Antoine Faivre considèrera à son tour que là où l'école finlandaise (Aarne et Thompson) péchait en ne voyant dans les contes que leur contenu, Vladimir Propp était critiquable par son ultra-formalisme, qui ne considère plus le contenu des contes, mais seulement leur structure[3].

Style [modifier]

Max Lüthi aborde le conte populaire d'un point de vue stylistique et littéraire, ce qui lui permet de le distinguer notamment de la légende. Il met notamment en valeur la platitude (Flächenhaftigkeit, littéralement la "désincarnation") et l'unidimensionnalité (Eindimensionalität) des personnages et des récits.
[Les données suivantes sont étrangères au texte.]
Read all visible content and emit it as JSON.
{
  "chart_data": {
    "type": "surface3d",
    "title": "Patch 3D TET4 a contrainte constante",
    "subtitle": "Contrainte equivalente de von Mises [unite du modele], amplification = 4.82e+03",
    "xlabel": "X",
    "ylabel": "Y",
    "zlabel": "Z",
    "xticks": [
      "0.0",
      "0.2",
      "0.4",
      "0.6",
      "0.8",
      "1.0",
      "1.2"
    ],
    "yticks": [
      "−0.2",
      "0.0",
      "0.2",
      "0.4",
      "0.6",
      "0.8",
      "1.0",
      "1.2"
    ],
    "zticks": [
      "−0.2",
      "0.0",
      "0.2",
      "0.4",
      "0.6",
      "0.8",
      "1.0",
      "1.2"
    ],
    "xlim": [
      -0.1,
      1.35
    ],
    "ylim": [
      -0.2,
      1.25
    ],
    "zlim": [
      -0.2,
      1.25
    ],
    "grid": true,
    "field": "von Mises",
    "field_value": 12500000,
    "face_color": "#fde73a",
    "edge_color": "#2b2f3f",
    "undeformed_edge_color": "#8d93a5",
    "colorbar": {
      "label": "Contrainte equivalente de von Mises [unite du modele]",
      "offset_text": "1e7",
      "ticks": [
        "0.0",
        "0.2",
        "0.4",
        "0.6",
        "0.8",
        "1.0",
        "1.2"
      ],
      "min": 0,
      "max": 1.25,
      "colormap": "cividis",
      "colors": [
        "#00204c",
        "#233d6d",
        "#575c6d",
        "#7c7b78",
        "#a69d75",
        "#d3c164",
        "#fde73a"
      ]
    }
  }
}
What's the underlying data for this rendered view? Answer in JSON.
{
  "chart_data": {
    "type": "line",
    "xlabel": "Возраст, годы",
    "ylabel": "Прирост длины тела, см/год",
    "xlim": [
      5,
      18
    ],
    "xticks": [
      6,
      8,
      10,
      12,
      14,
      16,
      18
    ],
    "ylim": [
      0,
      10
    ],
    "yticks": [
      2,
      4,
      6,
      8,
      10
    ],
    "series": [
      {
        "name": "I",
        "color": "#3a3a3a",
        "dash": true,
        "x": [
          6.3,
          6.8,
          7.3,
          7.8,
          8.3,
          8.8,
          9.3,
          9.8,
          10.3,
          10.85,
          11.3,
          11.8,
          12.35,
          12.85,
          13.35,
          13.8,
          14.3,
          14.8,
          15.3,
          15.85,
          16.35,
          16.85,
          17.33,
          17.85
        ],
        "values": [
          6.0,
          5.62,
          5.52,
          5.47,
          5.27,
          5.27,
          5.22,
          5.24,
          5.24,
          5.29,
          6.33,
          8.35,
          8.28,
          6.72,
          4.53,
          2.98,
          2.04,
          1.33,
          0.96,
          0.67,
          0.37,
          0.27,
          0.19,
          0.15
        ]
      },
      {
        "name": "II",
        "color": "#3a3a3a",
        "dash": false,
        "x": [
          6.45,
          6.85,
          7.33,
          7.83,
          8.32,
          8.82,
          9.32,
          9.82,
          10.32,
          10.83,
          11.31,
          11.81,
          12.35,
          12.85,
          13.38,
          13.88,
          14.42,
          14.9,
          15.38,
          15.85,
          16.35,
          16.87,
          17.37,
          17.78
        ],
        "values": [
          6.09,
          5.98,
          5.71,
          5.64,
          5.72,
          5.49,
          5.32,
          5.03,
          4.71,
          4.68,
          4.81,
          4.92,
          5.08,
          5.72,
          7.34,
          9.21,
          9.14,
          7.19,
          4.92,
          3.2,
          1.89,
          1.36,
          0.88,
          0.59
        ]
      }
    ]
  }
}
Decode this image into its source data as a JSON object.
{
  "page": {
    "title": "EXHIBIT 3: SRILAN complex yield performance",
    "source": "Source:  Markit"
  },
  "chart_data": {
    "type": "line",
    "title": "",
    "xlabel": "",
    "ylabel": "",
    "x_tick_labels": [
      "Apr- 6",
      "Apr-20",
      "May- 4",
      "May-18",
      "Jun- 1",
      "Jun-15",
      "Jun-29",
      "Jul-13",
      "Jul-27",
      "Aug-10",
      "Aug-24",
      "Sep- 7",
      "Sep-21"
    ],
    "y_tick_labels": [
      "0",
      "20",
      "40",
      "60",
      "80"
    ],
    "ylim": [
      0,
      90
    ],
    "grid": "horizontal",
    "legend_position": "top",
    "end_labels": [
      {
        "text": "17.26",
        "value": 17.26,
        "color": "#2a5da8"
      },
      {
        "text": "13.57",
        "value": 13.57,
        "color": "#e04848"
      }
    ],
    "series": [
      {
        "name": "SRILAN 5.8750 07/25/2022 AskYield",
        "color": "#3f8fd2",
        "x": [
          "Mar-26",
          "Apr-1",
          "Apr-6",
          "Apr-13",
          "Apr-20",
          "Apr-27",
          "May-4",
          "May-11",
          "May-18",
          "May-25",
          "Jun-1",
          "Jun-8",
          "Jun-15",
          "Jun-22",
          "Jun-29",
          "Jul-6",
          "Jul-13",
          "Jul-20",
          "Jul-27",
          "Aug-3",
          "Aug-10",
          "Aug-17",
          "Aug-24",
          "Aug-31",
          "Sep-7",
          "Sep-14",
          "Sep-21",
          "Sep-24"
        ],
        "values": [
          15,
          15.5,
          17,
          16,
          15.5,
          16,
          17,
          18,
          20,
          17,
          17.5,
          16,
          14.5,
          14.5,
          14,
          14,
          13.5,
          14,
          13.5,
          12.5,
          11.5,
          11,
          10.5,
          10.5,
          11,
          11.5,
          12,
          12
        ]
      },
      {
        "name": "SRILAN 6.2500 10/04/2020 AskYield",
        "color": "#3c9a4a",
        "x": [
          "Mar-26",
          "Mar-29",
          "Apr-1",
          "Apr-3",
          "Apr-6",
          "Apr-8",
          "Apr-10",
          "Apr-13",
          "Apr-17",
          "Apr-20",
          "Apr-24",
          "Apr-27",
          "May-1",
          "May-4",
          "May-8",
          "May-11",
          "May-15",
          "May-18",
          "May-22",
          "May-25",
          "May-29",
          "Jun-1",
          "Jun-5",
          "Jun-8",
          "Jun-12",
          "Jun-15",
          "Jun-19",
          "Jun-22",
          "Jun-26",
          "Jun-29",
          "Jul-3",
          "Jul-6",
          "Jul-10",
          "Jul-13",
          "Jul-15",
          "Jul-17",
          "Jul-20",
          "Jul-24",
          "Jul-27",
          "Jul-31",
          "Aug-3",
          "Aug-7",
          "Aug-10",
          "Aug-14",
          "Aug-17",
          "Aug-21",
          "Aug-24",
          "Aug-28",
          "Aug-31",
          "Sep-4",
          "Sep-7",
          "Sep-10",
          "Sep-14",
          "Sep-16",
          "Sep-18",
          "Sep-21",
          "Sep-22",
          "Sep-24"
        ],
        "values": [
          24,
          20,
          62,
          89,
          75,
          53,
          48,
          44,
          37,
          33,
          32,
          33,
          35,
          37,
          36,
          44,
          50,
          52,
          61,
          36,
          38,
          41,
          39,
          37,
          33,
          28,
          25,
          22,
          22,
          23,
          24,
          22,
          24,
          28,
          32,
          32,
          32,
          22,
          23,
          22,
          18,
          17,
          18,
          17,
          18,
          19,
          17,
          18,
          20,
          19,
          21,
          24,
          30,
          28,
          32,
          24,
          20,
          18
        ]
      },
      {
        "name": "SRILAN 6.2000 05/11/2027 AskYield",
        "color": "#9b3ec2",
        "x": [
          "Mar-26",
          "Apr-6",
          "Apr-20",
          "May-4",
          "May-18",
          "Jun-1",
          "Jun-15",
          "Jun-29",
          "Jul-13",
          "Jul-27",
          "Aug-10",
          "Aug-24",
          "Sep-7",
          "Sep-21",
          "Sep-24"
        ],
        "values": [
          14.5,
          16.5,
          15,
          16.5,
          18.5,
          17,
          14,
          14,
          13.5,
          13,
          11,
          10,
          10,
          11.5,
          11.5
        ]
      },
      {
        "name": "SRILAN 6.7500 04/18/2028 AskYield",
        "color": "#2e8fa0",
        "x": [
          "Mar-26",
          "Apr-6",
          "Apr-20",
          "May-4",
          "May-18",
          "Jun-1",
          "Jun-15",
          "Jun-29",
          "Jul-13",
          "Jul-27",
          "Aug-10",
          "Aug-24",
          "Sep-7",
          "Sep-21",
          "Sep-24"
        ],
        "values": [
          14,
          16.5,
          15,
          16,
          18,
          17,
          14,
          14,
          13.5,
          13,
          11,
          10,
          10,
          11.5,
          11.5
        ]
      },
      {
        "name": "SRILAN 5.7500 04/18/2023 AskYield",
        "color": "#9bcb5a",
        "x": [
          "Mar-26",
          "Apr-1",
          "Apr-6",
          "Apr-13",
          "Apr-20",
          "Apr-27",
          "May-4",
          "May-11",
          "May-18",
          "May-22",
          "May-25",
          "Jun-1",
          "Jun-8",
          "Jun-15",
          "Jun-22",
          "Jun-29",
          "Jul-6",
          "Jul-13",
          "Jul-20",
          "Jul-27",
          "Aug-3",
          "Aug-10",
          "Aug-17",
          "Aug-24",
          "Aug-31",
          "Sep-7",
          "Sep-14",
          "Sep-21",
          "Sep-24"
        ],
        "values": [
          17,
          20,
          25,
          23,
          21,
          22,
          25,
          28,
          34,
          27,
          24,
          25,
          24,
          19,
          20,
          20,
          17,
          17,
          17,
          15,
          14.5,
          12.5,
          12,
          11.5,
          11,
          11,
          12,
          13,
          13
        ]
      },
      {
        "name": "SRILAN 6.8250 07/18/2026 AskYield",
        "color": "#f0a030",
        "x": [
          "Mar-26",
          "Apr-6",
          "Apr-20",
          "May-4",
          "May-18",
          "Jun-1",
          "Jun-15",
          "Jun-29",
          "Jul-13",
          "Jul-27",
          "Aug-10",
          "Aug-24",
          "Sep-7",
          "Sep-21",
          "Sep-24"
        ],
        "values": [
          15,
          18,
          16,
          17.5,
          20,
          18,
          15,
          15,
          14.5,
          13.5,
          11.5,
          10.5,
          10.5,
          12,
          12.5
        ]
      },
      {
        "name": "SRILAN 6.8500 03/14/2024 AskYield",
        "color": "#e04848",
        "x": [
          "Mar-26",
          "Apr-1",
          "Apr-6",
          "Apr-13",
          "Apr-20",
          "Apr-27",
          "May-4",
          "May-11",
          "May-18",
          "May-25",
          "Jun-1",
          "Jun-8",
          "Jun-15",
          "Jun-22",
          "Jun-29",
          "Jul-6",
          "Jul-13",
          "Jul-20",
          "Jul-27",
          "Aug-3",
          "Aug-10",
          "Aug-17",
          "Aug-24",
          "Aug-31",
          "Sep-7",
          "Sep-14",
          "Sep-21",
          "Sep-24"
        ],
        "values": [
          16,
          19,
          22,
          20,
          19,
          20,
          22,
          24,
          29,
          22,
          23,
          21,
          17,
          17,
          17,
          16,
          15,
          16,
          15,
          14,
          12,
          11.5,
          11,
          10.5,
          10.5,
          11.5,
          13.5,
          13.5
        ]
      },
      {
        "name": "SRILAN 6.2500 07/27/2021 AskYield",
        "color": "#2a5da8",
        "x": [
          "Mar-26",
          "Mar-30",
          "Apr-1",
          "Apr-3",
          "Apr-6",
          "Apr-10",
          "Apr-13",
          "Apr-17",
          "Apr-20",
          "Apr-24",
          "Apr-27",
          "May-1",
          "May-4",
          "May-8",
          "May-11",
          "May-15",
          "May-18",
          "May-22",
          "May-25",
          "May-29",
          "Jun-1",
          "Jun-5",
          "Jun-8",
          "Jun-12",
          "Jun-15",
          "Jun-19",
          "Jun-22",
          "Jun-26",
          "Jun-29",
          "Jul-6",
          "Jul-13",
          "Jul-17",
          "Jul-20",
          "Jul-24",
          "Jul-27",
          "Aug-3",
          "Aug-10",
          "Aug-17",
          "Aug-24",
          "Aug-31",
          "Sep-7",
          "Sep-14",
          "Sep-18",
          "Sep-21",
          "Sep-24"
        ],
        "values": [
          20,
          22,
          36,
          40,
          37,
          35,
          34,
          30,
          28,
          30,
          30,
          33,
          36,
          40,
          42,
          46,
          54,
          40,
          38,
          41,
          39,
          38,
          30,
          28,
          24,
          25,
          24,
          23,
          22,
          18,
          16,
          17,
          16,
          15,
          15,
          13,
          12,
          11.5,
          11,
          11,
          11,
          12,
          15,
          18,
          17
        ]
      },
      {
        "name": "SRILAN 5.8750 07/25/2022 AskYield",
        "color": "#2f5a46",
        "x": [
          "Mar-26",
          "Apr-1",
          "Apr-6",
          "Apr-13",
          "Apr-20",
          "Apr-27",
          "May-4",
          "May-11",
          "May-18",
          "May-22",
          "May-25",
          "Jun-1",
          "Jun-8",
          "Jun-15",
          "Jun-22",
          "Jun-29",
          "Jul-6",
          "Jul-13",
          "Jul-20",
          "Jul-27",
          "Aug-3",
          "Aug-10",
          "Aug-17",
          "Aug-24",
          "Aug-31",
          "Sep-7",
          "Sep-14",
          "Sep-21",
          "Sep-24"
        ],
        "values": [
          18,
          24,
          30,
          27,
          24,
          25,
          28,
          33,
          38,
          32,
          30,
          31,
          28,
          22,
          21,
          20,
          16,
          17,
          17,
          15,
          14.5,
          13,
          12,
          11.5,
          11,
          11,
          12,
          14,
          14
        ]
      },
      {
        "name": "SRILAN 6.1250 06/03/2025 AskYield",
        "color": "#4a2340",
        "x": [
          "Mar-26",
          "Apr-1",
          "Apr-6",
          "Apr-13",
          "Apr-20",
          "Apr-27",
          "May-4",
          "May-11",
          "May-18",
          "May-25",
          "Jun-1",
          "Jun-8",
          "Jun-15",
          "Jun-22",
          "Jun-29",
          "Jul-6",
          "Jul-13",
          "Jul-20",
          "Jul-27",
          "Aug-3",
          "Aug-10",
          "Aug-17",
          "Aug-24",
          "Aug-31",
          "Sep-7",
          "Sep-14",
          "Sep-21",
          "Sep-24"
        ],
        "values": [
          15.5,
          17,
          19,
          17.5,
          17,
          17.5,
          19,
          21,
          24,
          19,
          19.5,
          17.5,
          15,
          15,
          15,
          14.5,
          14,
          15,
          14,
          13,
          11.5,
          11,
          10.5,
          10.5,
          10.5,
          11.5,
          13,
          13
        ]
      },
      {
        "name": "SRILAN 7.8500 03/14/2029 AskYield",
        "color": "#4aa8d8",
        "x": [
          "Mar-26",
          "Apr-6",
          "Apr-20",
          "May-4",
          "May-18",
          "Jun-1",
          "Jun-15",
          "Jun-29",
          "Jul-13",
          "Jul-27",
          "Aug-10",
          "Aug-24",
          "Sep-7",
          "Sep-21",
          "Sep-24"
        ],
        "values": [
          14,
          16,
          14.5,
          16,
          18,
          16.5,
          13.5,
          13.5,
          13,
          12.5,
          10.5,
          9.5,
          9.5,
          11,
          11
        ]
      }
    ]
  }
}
Les personnages n'ont pas d'histoire personnelle, ils se résument à leur action, et si leurs émotions sont évoquées, elles ne vont jamais jusqu'au cas de conscience. Un héros de conte populaire ne se pose que rarement des questions, et il n'hésite jamais. Le conte populaire ne connaît pas l'introspection. Ce en quoi ses personnages sont « plats », sans relief. L'unidimensionnalité du conte consiste en ce que l'univers dans lequel le récit prend place est continu. Il n'y a pas de rupture entre le monde normal et l'autre monde dans le conte, en conséquence de quoi le héros n'est jamais étonné ni même effrayé de rencontrer des créatures merveilleuses. L'autre monde n'est pas pour autant distinct du monde à partir duquel le récit prend place : il est éloigné spatialement du monde ordinaire, mais il n'en est pas éloigné ontologiquement. Le héros doit ainsi voyager très longuement avant d'arriver dans l'autre monde, ou bien passer un seuil, comme celui de la forêt, d'un château, d'un puits, etc.